The new wing at the Isabella Stewart Gardner Museum opened to the public on January 19th, and along with this stunning 114 million dollar expansion designed by famed architect Renzo Piano comes Cafe G, a contemporary restaurant offering museum goers a unique dining experience. I was invited to the new cafe for a tasting of the Nasturtium Connection Menu, inspired by the 20-foot long edible hanging plants that have been exhibited in the courtyard every spring since Isabella first draped them in 1903. Prior to this complementary lunch, I was whisked along on a quick tour and even allowed to take some photographs of the Nasturtiums. (Taking photos in the original museum is not allowed, which I remembered from a past visit, so for this I felt incredibly lucky!) The flower is defined by gorgeous orange blossoms which grow from lush green vines. They cascade over the coutryard walls in an elegant fashion, drawing crowds of visitors specifically to marvel in their beauty. Once we sat down to lunch, Chef Peter Crowley, who cooked at the former museum cafe nearly a decade using only a few small electric burners and a confection oven, greets us warmly. A quiet enthusiasm about him, you can tell he's thrilled to be cooking in a glamorous new kitchen and he's serious about getting creative with the food. I'm dining with the media relations manager and a journalist who is working on an overarching piece for a garden focused magazine. The conversation flows from the flowers, to the food, to the vivid and eclectic Isabella Stewart Gardner herself. Sleek glass walls surround the restaurant on three sides, looking into the new wing and out to the garden patio. Hanging wooden shelves tastefully display a small collection of books and bar ware on the opposite wall. Tall potted orchids bloom on the tabletops, modern crimson light fixtures hang uniformly overhead and native american rugs underfoot add a touch of cozy to the otherwise sleek ambiance.

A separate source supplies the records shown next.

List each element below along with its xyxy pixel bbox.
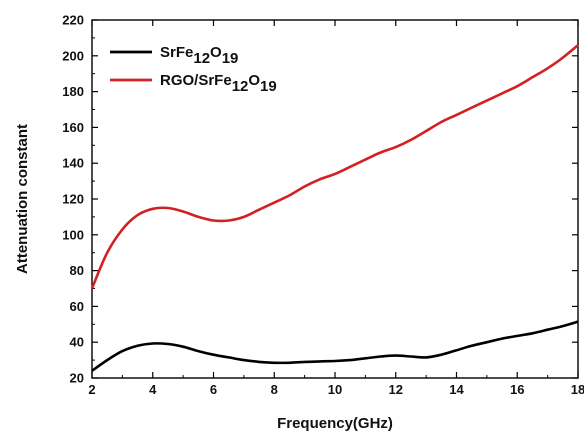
x-tick-label: 16: [510, 382, 524, 397]
y-axis-title: Attenuation constant: [14, 124, 31, 274]
y-tick-label: 200: [62, 48, 84, 63]
series-line-srfe12o19: [91, 320, 579, 372]
y-tick-label: 140: [62, 156, 84, 171]
y-tick-label: 180: [62, 84, 84, 99]
y-tick-label: 100: [62, 227, 84, 242]
y-tick-label: 220: [62, 13, 84, 28]
legend-label: RGO/SrFe12O19: [160, 72, 277, 95]
y-tick-label: 120: [62, 192, 84, 207]
x-tick-label: 14: [449, 382, 464, 397]
y-tick-label: 60: [70, 299, 84, 314]
y-tick-label: 20: [70, 371, 84, 386]
x-tick-label: 6: [210, 382, 217, 397]
y-tick-label: 40: [70, 335, 84, 350]
legend-label: SrFe12O19: [160, 44, 238, 67]
y-tick-label: 160: [62, 120, 84, 135]
x-axis-title: Frequency(GHz): [277, 415, 393, 432]
x-tick-label: 4: [149, 382, 157, 397]
x-tick-label: 12: [389, 382, 403, 397]
x-tick-label: 10: [328, 382, 342, 397]
x-tick-label: 2: [88, 382, 95, 397]
y-tick-label: 80: [70, 263, 84, 278]
series-line-rgo-srfe12o19: [90, 44, 579, 289]
x-tick-label: 8: [271, 382, 278, 397]
x-tick-label: 18: [571, 382, 584, 397]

In the first course of Nasturtuim Summer Rolls, the flower petals lend their dramatic beauty but it is actually the leaves which exhibit a pronounced peppery taste. The crisp rolls bathe in a fantastic jicama, avocado and yellow pepper broth. Already the connection is clear, it is as much about the food as it is about the art, this dish is gorgeous. Next we are treated to Local Scallops which have been caramelized and paired with spring dug parsnips two ways. The first, a creamy puree laced with nasturtium oil, and the second, a chip.The chip is what really impressed me, it was impossibly thin and captured the natural essence of the vegetable, embodying their sweet springy flavor. And once again, the nasturtium leaves add that delectable peppery punch. Dessert presents a Frozen Greek Yogurt (that looks more like a panna cotta - initially I'm expecting something light and gelatinous) over a pool of strawberry rhubarb consommé topped with more rhubarb and candied nasturtiums. As I'm enjoying this imaginative finale, where the candied flowers are playful and fun but the rhubarb consommé steals the show, I'm pondering, who would have thought a museum cafe would be serving such excellent food? The entire tasting menu is well thought out and succeeds in paying a touching homage to the Nasturtuim as it was traditionally used in cooking and garnishing, as well as with some new twists. I like to think all this would make the unconventional yet refined Isabella proud. As much as she was focused on keeping her museum intact, every piece of furniture and painting just as she left it, she was extremely avante-garde, always looking to push boundaries.
Menu inspiration at Cafe G will continue to fostered by the exhibits, which, when your museum is largely based around horticulture, and the highly skilled chef is willing to embrace all that comes with the territory, is a very, very cool thing.